2019 : ENHANCING THE PERFORMANCE OF SMOTE ALGORITHM BY USING ATTRIBUTE WEIGHTING SCHEME AND NEW SELECTIVE SAMPLING METHOD FOR IMBALANCED DATA SET

Dr.Eng. Chastine Fatichah S.Kom, M.Kom


Abstract

SMOTE is one of the well-known algorithms for balancing train data by adding synthetic data on minor class data. One of the stages in SMOTE is finding the nearest neighbors (kNN) as the basis for creating synthetic data using Euclidean distance. In cases where a small number of attributes having high correlation value than others, finding kNN using Euclidean without considering this correlation may not find representative neighbors. This paper introduces AWH-SMOTE (Attribute Weighted and kNN Hub on SMOTE), which enhances SMOTE in improving neighbors and noise identification using attribute weighting and also improving selective sampling method using occurrence data in the kNN hub. Wojna and Information Gain methods are used for attribute weighting.
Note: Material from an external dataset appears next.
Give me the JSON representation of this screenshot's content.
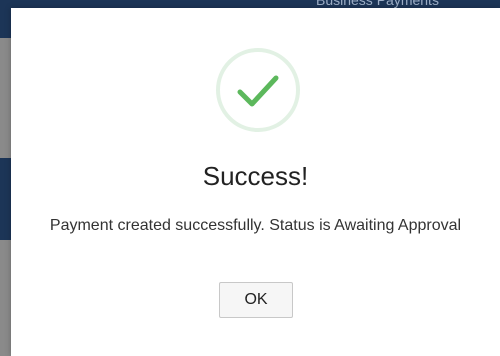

A small number of occurrences in the kNN hub results in more synthetic data generated so that minority data in dangerous region are more represented. Nine public datasets from Keel repository are used to evaluate AWH-SMOTE. Evaluation shows AWH-SMOTE has better performance on minority precision and minority f-measure for both pruned and unpruned condition than other oversampling algorithms. Information Gain as attribute weighting method in AWH-SMOTE achieves best performance in unpruned condition when compared to other weighting methods for minority recall, minority precision and minority f-measure.